( @americanhero ! ) she technically could have done this during her last life time , the one where she was a widow , dying TRAGICALLY YOUNG and not even getting the chance to meet natasha romanoff . technicalities didn’t always mean things would ever get done , though . as rebecca could have probably searched for him during her second reincarnation - but it would have gotten her killed earlier .
and that rebecca had wanted to survive, that rebecca was determined to break free . at that point , it was her against the world - the man who was her brother in another lifetime was god knows where .
but this time ? this time she had time to FIND HERSELF, find her past , perhaps find the true rebecca she was meant to be - without the darkness of the winter soldiers and widows looming over her shoulder . this time she was free, and she intended to use that freedom . she’s at the LUNAR NEW YEARS FESTIVAL, enjoying the food when she sees him , and a flash of memories come flying back to her mind .
meeting him for the first time with bucky , spending time buying hanukkah presents for steve , the excitement she got seeing him - like she was seeing her own brother when bucky ended up bringing steve home for dinner ! the piggy back rides he had given her even younger siblings ( never her , she was nearly the height of him when they first met ) , and laughter and creativity he brought into the household . steve rogers was always welcome, in the barnes’ home and rebecca’s heart .
“ hi ! sorry , uhm - … you’re steve rogers , right ? ” she asks , peering up at him . rebecca’s a bit older now , knows she looks way different than the last time she saw him , since he last saw her .“ i was wondering if i could …talk about something with you ? ”
It was strange, sometimes, to remember that a century ago, he had been nothing more than the dreamy child of poor Irish immigrants. It had been Joseph, always a little too deep in the bottle because he couldn’t hold a job, and who couldn’t hold a job because he was a little too deep in the bottle, who faded away until he was six feet under before Steve was ten years old. It was Sarah, who had tried her best, but had never been quite well or strong enough to hold the pieces together. It had been Steve spending as much time as he could the Barnes house, a home that felt so much warmer, so much fuller, so much safer than his little apartment.

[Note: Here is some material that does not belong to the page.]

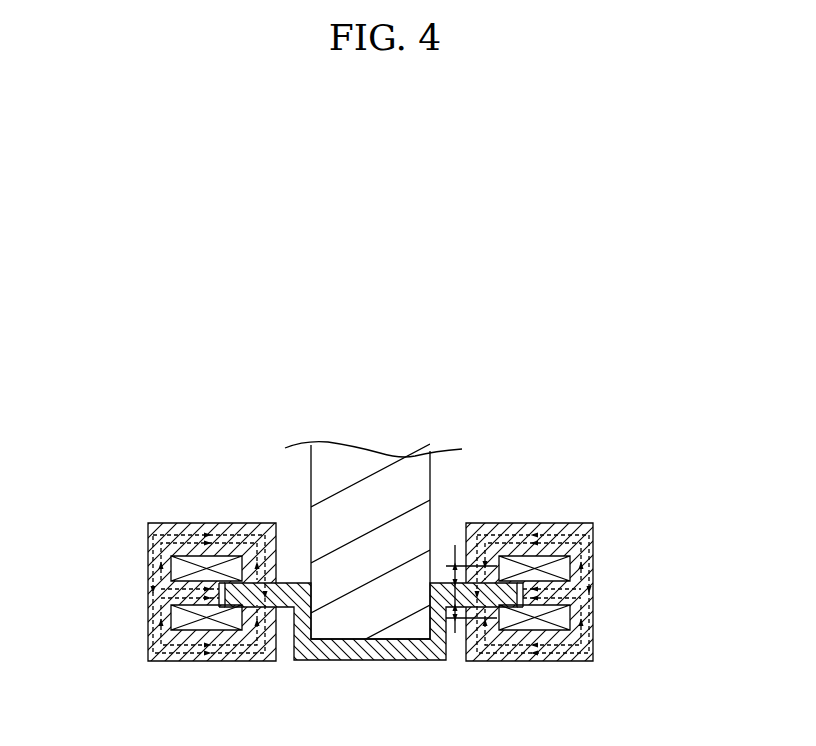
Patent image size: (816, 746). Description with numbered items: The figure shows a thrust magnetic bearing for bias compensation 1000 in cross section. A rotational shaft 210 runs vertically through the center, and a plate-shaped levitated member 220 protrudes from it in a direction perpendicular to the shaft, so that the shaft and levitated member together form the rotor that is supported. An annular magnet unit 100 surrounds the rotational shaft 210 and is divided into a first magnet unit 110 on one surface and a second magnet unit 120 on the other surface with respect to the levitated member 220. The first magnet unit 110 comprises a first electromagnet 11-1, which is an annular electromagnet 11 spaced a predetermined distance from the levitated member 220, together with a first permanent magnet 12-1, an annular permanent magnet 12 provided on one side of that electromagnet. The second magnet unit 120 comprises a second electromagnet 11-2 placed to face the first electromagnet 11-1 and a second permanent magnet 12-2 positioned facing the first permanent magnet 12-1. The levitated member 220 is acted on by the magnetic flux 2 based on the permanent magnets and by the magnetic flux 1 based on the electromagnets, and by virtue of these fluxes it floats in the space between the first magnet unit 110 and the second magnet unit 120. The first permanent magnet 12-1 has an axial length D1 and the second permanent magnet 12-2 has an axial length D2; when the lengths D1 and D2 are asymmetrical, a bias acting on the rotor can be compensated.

It had been Bucky, of course, adopting a fatherless child with a temper bigger than he was tall, but it had been the whole family, holidays and laughter.
There had been siblings, too, most of them too young to say much, but there had been Rebecca, a good kid, a sweet kid, who never seemed to mind having Steve around all the time. He was an only child, and even he was too much for his parents to care for, but, among the Barneses, he was one brother among many, the one who just happened to be blonde and Irish Protestant. He missed them all dearly, but he knew that life was in the past, on the other side of several wars and a few alien invasions. He wondered what happened to them all, but records were scarce, their echoes lost to history. He’d learned to leave it behind; he was lucky enough to have Bucky back.
But sometimes, in the worst of the long, cold, lonely nights, he remembered what it had been like to have a family.
He’d made himself as inconspicuous as possible at the festival, though he knew that was a tall order--he was, unfortunately, painfully recognizable, even in street clothes. (He’d hated that beard from his years in hiding, but maybe he’d been onto something. It was amazing how willingly face blind people could be.) He’d just finished admiring a vendor’s work, politely shaking the artist’s hand, saying yes, I am, that’s me, it’s very nice to meet you, when a young woman appeared beside him, asking his name.
Steve turned, prepared to give the Captain America smile and nod, the practiced public-facing spiel, but he stopped. She wasn’t quite right, wasn’t quite what he remembered, but he knew her, he was sure of it. Maybe time had played tricks on him, maybe his memory was fading, but--no, it was impossible. She was dead; they were all dead. It had been such a very long time ago. But, then again, he was dead many times over, and here he stood.
He realized he was staring. “Yes,” he said. “I am. That’s me. I’m sorry, I just--you look so much like someone I....” He shook his head, then rubbed the back of his neck. “Never mind. What’s up?”